The Green Climate Fund (GCF) has launched a new report on how global finance can be aligned with sustainable development in order to achieve the goals of the Paris Agreement and deliver a COVID-19 economic recovery.
GCF Executive Director Yannick Glemarec introduced the report, “Scaling up climate finance in the context of COVID-19,” on Tuesday night during the “Green New Deal: Clean Transition to Green Economy” event organised jointly with South Korea’s Ministry of Economy and Finance as part of the 2021 P4G Seoul Summit.
The 105-page report, based on close collaboration between Intergovernmental Panel on Climate Change (IPCC) and GCF experts, sets out a pathway for financial decision-makers to align finance with the conclusions of the IPCC’s special report on Global Warming of 1.5° C. Based on the latest scientific findings and policy developments, the report calls for a scaling up of climate finance, and the incorporation of climate change in the valuation of all financial assets.
The report analyses how various approaches to ‘market fixing’ and ‘market shaping’, including the use of policy tools and financial instruments, can put the world on a pathway to the carbon reductions and adaptation action required by the goals of the Paris Agreement.
“Financing a rapid transition to a net-zero emission, climate-resilient economy will require significantly more investment, investment in a different set of assets, and investment that addresses the humanitarian imperative of social inclusion and poverty alleviation,” said Glemarec while releasing the new report.
“The good news is that we can still just remain within the 1.5 degree threshold if we act now,” he said. “But to do so will require us to dramatically scale up climate innovation and climate investment.”
Also emphasising the crucial role of climate finance during the P4G event, COP26 President Alok Sharma said the task ahead of “keeping 1.5 degrees alive”, according to the Paris Agreement’s stipulation to stay within a safe global temperature rise, is “near impossible” without finance.
“Donor countries must honour our commitment to mobilise 100 billion dollars a year to support developing countries,” said UK cabinet member Sharma. While urging development banks to set ambitious climate finance targets, he said “we are also working to increase private finance and to make climate a consideration in each and every financial decision.”
Former UN Secretary General and President of the Korea-based Global Green Growth Institute Ban Ki-Moon pressed the need for an accelerated transition to a green economy as the world emerges from the COVID-19 pandemic.
“If we work together to seize this opportunity, we may be able to look back years from now and see that—from a big-picture perspective—we heeded the final warning and turned the pandemic into a blessing in disguise,” said Ban.

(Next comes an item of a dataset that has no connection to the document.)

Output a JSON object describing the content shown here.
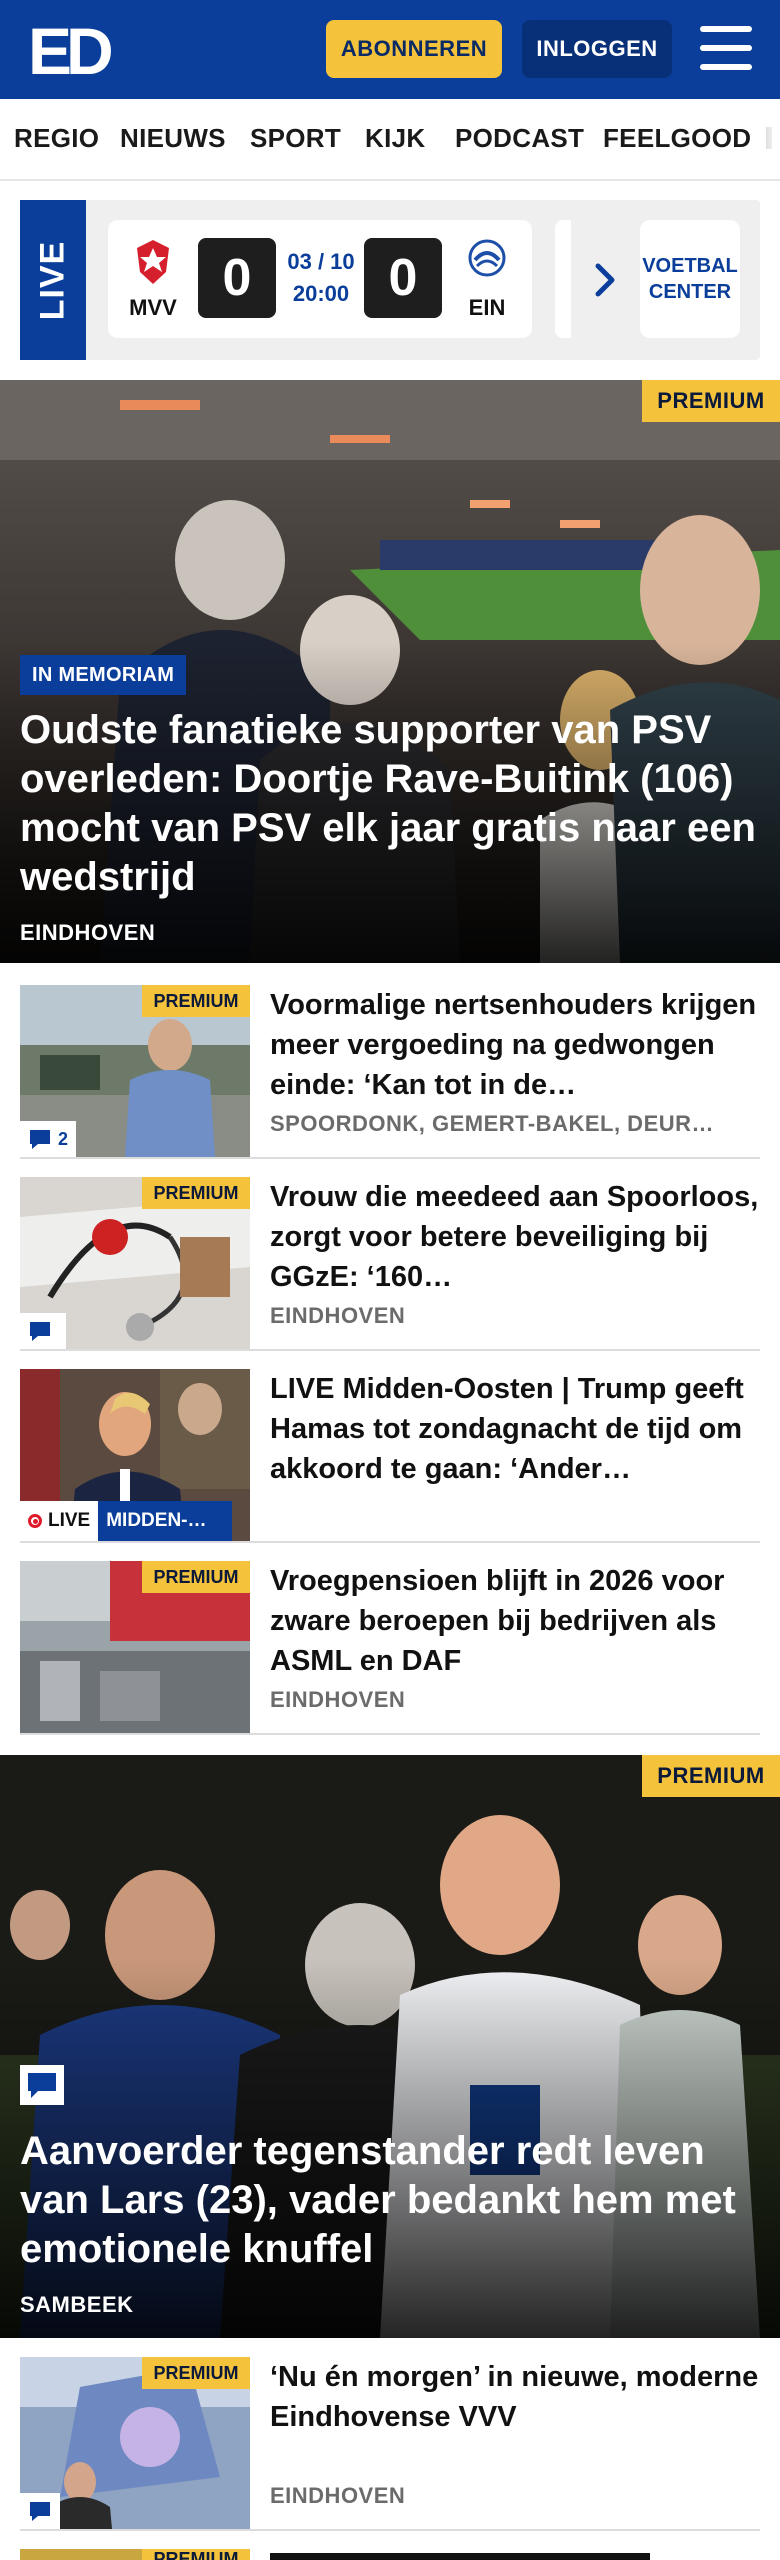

Ban cited signs of positive momentum including the European Green Deal announced in 2019, various national carbon neutrality commitments, renewed US climate leadership and corporate interest in green investments.
South Korea’s Deputy PM Hong Ham-ki said his country, the host of this year’s P4G forum, is currently planning to update its Nationally Determined Contribution under the Paris Agreement to align with its commitment of carbon neutrality by 2050.
“As for the concrete means, we plan to invest 3.8 percent of our GDP by 2025 in Green New Deal projects, including green infrastructure, renewable energy, and green mobility,” said Hong.
Also taking part in the panel discussion were OECD Deputy Secretary General Masamichi Kono, European Bank for Reconstruction and Development senior economist Beata Zabochik, South African Development Bank CEO Patrick Dalmini, XacBank CEO Sebekjab Gumenjab, and Kyunghee University professor Oh Hyung-na.
P4G, shorthand for “Partnering for Green Growth and the Global Goals 2030,” is a global platform comprising 12 national governments generating collaboration and funding for public-private partnerships supporting sustainable development.
The 2021 P4G Seoul Summit is scheduled to wind up on 31 May with the adoption of the Seoul Declaration promoting sustainable development in water, food and agriculture, energy, cities and the circular economy.
GCF is leveraging its climate finance portfolio, currently valued at over USD 30 billion including USD 8.4 billion in GCF resources, in alignment with many of the recommendations of the newly released “Scaling up climate finance” report.
The report prescribes four solutions to aid the financial transition to zero emission, resilient economies by:
- supporting integrated policies on climate action, sustainable development, and COVID-19 stimulus.
- alleviating debt burden so that developing countries have the fiscal space to finance their green, climate-resilient recovery plans.
- leveraging sovereign and multi-country guarantee funds to reduce investment risk and catalyse private finance.
- increasing developing countries’ access to the green bond market.